Google Cloud Dataflow is data processing service that can be used for streaming and batch applications. Users can setup pipelines in Dataflow to integrate and process large datasets.

With pub/sub, users can setup dataflow pipelines to write messages from a pub/sub topic or subscription to a BigQuery table.

IoT Cloud Tester  application provides an easy interface to setup a dataflow to write messages from pub/sub topic to a BigQuery table in Google Cloud Platform.

To setup a dataflow to write messages from pub/sub topic to  BigQuery table,

  • In the 'Dataflow' tab, click on 'Create Job' tab.
  • Enter the job name
  • Select 'Pub/Sub Topic to BigQuery' option
  • Get the list of topics and select one
  • Get the available cloud storage buckets for the project and select one.
  • Enter the file name. This file is used by the dataflow.
  • Setup the Dataset and Table to be use to write the messages from the pub/sub topic. Note that the table schema should match the pub/sub topic message structure.

Dataflow Job 'topic_to_bq' is created immediately with pending status.
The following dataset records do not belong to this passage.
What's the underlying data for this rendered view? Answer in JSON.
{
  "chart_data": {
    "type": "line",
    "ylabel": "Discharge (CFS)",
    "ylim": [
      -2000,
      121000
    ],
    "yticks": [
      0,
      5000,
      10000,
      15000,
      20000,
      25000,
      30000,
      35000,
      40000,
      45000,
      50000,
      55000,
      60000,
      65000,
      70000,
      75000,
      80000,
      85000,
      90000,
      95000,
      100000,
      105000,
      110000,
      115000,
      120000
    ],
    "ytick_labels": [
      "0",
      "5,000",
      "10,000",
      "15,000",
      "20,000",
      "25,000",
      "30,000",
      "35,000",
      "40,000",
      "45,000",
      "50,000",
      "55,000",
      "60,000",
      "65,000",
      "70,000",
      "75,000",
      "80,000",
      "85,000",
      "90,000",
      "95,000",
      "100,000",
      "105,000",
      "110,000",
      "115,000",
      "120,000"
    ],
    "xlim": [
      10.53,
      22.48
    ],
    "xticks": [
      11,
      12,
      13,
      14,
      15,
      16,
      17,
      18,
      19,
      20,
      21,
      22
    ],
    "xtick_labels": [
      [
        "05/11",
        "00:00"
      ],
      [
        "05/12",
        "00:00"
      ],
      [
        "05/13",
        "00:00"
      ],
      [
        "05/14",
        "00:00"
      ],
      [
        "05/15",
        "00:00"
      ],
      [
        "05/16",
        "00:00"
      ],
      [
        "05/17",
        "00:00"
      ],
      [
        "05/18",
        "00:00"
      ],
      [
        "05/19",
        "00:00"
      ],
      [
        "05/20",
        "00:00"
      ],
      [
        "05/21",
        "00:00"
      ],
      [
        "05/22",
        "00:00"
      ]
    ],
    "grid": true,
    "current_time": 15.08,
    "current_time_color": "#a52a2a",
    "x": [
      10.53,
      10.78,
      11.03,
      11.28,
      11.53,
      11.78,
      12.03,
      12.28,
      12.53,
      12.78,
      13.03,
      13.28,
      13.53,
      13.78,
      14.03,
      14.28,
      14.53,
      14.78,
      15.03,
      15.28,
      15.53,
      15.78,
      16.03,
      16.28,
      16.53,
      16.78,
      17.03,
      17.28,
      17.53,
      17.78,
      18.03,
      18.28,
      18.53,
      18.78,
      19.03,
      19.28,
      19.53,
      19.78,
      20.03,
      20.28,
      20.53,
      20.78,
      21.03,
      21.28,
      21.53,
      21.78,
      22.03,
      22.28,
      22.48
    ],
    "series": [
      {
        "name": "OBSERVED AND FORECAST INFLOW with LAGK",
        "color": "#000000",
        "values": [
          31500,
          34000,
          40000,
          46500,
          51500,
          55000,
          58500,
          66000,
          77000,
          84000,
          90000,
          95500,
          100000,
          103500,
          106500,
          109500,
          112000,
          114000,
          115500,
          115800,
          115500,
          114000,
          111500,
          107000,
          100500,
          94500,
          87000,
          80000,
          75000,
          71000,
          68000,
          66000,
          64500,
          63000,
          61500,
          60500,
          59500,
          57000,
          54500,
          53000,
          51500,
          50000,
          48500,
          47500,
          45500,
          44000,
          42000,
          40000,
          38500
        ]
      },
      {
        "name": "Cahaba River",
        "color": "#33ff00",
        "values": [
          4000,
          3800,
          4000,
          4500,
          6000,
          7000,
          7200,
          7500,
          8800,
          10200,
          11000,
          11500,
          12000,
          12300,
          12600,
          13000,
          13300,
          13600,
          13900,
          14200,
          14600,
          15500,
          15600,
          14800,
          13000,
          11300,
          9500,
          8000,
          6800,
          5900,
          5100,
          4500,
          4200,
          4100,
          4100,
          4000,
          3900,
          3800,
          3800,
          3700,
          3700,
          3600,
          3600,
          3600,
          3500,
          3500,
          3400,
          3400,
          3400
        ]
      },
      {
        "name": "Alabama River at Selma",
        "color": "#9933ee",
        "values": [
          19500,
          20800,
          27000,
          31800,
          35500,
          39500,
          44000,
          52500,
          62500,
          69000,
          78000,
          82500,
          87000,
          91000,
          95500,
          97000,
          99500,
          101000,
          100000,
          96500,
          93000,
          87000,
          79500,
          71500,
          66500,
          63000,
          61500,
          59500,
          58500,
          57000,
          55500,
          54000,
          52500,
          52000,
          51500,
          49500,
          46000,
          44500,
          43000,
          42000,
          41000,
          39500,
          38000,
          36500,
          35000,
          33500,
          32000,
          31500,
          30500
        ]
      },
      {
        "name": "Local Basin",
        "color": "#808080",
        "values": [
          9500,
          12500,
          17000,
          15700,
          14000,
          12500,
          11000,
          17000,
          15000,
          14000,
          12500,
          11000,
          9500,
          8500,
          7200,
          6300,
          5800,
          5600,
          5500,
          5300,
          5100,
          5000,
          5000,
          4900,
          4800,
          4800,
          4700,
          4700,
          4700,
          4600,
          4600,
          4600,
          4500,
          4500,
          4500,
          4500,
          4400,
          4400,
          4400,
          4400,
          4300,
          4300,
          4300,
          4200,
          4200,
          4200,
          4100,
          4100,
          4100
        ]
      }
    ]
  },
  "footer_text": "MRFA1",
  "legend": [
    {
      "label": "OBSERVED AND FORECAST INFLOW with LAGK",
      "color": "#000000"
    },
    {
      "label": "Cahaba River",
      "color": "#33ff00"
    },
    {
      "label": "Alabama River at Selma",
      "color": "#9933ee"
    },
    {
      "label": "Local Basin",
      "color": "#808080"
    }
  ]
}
A post request is made to GCP to create the dataflow job. In this case, we're using the pre-build template PubSub_to_BigQuery to write pub/sub topic messages to BigQuery.

POST https://dataflow.googleapis.com/v1b3/projects/second-inquiry-315605/locations/asia-east1/templates:launch?gcsPath=gs://dataflow-templates/latest/PubSub_to_BigQuery HTTP/1.1

Server response for job creation.

{"jobName":"topic_to_bq","environment":{"tempLocation":"gs://my-iot-bucket-5/temp_file_for_dataflow","additionalExperiments":[],"bypassTempDirValidation":false,"ipConfiguration":"WORKER_IP_UNSPECIFIED"},"parameters":{"outputTableSpec":"second-inquiry-315605:device_data.environment","inputTopic":"projects/second-inquiry-315605/topics/environment"}}

{

"job": {

"id": "2021-08-08_08_10_53-4543477010421041882",

"projectId": "second-inquiry-315605",

"name": "topic_to_bq",

"type": "JOB_TYPE_STREAMING",

"currentStateTime": "1970-01-01T00:00:00Z",

"createTime": "2021-08-08T15:10:54.353075Z",

"location": "asia-east1",

"startTime": "2021-08-08T15:10:54.353075Z"

}

}

The newly created dataflow job can be viewed in the Google console.

Now let us see the dataflow in action. We'll have a device publish message to that topic and verify  that the data is written to the BigQuery table.

Below device 'dev_23992' is publishing to topic 'environment'. Above we have setup a dataflow job to write that topic messages to the 'environment' table in the device_data dataset in BigQuery.

We can verify in BiqQuery that the streaming topic messages are written to the table.